Limiting absorption principles and linear inviscid damping in the Euler-Boussinesq system in the periodic channel

TL;DR

This paper proves inviscid damping and analyzes the spectral properties of the linearized Euler-Boussinesq system in a periodic channel, using limiting absorption principles to understand long-time behavior and eigenfunction asymptotics.

Contribution

It introduces a novel application of limiting absorption principles to establish inviscid damping in the Euler-Boussinesq system with detailed spectral analysis.

Findings

Inviscid damping holds for all positive Richardson numbers.

The spectrum includes essential spectrum and discrete neutral eigenvalues.
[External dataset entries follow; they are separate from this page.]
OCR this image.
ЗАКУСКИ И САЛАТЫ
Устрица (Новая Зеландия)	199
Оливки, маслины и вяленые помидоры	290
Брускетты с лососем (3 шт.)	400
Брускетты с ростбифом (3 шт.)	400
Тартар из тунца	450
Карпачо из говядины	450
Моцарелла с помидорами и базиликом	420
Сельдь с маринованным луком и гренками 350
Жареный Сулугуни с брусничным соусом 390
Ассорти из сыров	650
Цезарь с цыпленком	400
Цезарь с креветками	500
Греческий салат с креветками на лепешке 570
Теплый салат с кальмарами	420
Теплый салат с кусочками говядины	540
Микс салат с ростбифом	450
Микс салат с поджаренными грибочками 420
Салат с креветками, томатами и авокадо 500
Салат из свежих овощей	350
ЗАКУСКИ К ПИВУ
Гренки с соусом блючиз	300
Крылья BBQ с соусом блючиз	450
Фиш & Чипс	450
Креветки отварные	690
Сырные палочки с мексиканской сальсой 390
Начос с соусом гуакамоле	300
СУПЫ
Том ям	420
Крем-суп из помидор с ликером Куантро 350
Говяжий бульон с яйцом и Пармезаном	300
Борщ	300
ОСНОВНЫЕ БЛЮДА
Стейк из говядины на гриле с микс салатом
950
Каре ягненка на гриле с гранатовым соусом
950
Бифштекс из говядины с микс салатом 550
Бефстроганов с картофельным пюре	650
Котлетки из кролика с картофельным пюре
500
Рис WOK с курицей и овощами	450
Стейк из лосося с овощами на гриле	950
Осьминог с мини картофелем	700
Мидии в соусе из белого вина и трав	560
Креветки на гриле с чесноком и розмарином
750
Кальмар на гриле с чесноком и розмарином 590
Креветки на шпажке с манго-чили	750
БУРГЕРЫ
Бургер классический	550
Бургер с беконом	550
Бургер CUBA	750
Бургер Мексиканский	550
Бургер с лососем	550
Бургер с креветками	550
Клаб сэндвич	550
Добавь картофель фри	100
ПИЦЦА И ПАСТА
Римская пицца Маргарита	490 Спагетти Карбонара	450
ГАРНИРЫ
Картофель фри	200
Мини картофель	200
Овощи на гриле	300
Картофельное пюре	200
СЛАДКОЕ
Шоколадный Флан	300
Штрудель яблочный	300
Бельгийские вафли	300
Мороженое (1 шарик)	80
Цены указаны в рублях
Optimal decay rates for density and velocity perturbations.

Abstract

We consider the long-time behavior of solutions to the two dimensional non-homogeneous Euler equations under the Boussinesq approximation posed on a periodic channel. We study the linearized system near a linearly stratified Couette flow and prove inviscid damping of the perturbed density and velocity field for any positive Richardson number, with optimal rates. Our methods are based on time-decay properties of oscillatory integrals obtained using a limiting absorption principle, and require a careful understanding of the asymptotic expansion of the generalized eigenfunction near the critical layer. As a by-product of our analysis, we provide a precise description of the spectrum of the linearized operator, which, for sufficiently large Richardson number, consists of an essential spectrum (as expected according to classical hydrodynamic problems) as well as discrete neutral eigenvalues (giving rise to oscillatory modes) accumulating towards the endpoints of the essential spectrum.